The advanced economies tend to have entirely floating rates – their central banks don’t intervene at all in the foreign exchange rate market. India has a more managed rate. The government maintains some controls (recently tightened) on the ability of domestic residents and foreigners to exchange foreign and rupee currency. It also uses its reserves to intervene and has tried to slow down the fall of the rupee, at the expense of using some of its foreign exchange assets up. But the rupee will inevitably fall until the market has had enough or is convinced that something will change.
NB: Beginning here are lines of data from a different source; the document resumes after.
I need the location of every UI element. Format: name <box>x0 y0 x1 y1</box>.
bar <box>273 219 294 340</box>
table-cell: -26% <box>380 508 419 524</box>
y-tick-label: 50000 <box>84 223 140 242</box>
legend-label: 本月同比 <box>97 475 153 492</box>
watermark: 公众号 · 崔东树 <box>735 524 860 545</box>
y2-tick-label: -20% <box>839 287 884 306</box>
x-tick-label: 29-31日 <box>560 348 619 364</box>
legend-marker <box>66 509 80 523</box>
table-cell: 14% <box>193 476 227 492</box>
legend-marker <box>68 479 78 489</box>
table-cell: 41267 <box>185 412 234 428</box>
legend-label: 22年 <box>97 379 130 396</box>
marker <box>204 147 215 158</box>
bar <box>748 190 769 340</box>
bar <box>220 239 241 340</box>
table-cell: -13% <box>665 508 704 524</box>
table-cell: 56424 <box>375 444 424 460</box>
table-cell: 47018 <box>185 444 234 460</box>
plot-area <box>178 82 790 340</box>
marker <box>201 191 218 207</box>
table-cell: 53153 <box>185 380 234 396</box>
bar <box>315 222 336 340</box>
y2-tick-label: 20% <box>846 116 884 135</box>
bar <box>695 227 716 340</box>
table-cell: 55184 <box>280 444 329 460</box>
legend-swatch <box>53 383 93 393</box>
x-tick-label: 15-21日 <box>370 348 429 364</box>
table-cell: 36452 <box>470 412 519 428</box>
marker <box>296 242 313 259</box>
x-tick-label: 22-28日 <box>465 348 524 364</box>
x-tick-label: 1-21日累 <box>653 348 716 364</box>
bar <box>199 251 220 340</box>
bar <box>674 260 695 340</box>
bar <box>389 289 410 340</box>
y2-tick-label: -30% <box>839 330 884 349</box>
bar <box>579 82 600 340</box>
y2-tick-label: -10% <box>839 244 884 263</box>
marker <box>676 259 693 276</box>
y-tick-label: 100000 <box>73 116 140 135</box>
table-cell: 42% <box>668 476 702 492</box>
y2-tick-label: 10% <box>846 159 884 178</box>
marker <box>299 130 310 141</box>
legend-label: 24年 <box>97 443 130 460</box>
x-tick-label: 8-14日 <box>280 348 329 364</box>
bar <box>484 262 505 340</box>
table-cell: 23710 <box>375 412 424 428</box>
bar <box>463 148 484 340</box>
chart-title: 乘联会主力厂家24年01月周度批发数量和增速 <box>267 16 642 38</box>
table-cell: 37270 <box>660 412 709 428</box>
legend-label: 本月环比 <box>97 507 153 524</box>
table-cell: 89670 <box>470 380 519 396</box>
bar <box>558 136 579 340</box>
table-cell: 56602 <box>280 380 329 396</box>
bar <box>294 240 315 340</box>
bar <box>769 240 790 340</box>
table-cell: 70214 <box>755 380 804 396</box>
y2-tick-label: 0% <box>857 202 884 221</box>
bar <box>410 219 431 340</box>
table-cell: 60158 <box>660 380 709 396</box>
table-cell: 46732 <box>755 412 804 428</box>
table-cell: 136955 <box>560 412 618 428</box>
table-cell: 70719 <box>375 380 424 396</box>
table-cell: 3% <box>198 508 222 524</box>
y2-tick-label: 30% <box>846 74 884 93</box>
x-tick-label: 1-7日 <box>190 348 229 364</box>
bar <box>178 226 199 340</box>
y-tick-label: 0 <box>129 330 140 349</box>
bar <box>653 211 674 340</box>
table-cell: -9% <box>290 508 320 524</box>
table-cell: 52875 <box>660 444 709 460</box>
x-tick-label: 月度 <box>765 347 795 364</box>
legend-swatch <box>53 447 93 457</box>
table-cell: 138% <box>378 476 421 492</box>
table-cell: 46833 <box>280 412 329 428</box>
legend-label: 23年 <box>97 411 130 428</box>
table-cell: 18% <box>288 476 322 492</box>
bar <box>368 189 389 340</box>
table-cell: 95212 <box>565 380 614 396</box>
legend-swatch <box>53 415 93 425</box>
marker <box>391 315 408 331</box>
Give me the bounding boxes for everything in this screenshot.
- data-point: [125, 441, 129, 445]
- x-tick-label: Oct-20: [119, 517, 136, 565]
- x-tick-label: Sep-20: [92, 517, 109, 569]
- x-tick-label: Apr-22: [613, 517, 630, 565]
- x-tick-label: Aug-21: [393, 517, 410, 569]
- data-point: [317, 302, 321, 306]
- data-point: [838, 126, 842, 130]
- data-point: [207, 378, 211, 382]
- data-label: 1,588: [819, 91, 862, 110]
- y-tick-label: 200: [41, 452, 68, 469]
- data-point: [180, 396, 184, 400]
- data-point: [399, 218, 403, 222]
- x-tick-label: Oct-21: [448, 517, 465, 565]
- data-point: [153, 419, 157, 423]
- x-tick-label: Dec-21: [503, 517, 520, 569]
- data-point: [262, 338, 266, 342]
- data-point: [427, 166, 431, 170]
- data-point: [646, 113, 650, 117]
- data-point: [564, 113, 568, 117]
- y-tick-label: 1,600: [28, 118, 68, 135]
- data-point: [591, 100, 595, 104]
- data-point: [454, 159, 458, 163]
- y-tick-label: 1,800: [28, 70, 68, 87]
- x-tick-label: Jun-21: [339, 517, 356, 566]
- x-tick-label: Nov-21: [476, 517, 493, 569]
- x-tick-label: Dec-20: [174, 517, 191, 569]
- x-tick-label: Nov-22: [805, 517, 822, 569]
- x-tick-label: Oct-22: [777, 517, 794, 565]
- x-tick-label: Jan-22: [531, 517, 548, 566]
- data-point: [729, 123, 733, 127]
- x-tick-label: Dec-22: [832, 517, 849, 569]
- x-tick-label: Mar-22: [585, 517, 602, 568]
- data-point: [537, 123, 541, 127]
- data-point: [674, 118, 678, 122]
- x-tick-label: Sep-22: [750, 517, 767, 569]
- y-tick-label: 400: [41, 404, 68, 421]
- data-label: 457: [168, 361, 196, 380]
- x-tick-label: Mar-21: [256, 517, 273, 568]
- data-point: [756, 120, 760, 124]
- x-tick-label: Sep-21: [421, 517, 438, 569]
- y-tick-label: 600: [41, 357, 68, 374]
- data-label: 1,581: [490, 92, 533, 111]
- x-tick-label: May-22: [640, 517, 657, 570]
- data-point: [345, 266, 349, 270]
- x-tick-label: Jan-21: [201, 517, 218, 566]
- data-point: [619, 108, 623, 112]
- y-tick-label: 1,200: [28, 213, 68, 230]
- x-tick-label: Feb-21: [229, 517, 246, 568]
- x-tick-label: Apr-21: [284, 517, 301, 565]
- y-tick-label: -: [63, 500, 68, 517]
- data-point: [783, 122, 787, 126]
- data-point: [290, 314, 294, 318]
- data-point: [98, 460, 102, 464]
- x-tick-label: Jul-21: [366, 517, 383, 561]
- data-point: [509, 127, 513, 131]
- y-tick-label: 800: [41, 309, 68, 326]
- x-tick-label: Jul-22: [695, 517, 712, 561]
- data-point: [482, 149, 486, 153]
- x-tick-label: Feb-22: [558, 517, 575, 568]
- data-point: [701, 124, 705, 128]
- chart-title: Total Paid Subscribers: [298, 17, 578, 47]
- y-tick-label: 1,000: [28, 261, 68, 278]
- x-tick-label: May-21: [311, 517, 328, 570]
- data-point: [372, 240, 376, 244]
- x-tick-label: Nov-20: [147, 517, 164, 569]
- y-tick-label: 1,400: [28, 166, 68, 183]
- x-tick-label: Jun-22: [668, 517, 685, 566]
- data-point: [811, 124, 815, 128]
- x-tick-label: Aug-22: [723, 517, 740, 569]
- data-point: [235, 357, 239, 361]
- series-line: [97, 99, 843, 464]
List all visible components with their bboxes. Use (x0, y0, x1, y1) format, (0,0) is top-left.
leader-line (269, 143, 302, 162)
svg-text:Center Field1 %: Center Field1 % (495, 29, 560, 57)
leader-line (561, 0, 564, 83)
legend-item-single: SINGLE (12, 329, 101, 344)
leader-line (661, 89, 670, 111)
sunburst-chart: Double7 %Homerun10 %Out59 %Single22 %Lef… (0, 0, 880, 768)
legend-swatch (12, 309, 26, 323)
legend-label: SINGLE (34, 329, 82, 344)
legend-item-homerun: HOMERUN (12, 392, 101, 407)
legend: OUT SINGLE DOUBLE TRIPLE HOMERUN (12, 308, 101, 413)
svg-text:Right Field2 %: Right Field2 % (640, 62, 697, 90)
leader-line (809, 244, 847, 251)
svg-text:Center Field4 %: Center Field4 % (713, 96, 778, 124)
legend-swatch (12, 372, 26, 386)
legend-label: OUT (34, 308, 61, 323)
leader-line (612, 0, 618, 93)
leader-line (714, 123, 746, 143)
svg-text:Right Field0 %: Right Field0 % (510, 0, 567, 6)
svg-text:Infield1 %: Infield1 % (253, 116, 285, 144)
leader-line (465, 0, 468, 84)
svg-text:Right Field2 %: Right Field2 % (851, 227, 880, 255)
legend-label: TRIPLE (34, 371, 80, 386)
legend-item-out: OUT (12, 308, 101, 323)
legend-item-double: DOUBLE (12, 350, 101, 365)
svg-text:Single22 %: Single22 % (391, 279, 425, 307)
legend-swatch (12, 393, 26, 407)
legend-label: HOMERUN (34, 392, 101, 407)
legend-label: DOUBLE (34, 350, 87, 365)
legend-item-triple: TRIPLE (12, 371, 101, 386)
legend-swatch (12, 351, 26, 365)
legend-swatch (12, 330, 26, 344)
The rupee crisis is ultimately a result of the well known failure over many years of Indian policy makers to restructure the economy and improve its long term growth rate. Short term macroeconomic fixes may help stabilise the rupee but what is really needed is widespread economic reform. The last time India suffered a balance of payments crisis, in 1991, some important reforms followed. If something similar happens this time then the rupee fall will not have been in vain.
Abhinav
Great article!
Based on the last chart, is there reason to believe that there little or no correlation between periods of recession and bond yields?
Also, at the moment there’s only expectation of rise in interest rate. Is there anything which might cause a reversal of the expectation and its effects? Thanks.
Simon Taylor
Thank you. The level of bond yields has been declining since the late 1970s because inflation expectations declined, after the peak of high actual inflation in the 1970s. The absolute yield doesn’t tell you much about recessions. But the relationship between short term and long term yields can do. This is called the yield curve. A high short term rate relative to long term typically means the central bank has raised rates to prevent inflation, which will slow down the economy and possibly cause a recession. This is called an inverted yield curve (because the normal pattern is for long yields to be higher than short, reflecting the higher risk of holding longer term assets – the term premium, which I covered in an earlier post).
Current expectations of higher short term rates are quite muted, but reflect the expected “normalisation” of policy after an exceptional period of short rates to combat the recession following the financial crisis. Evidence that the recovery had stalled or reversed would reverse these expectations of higher rates. But the general pattern of US macro data is consistent with a gentle recovery and so normalisation of rates.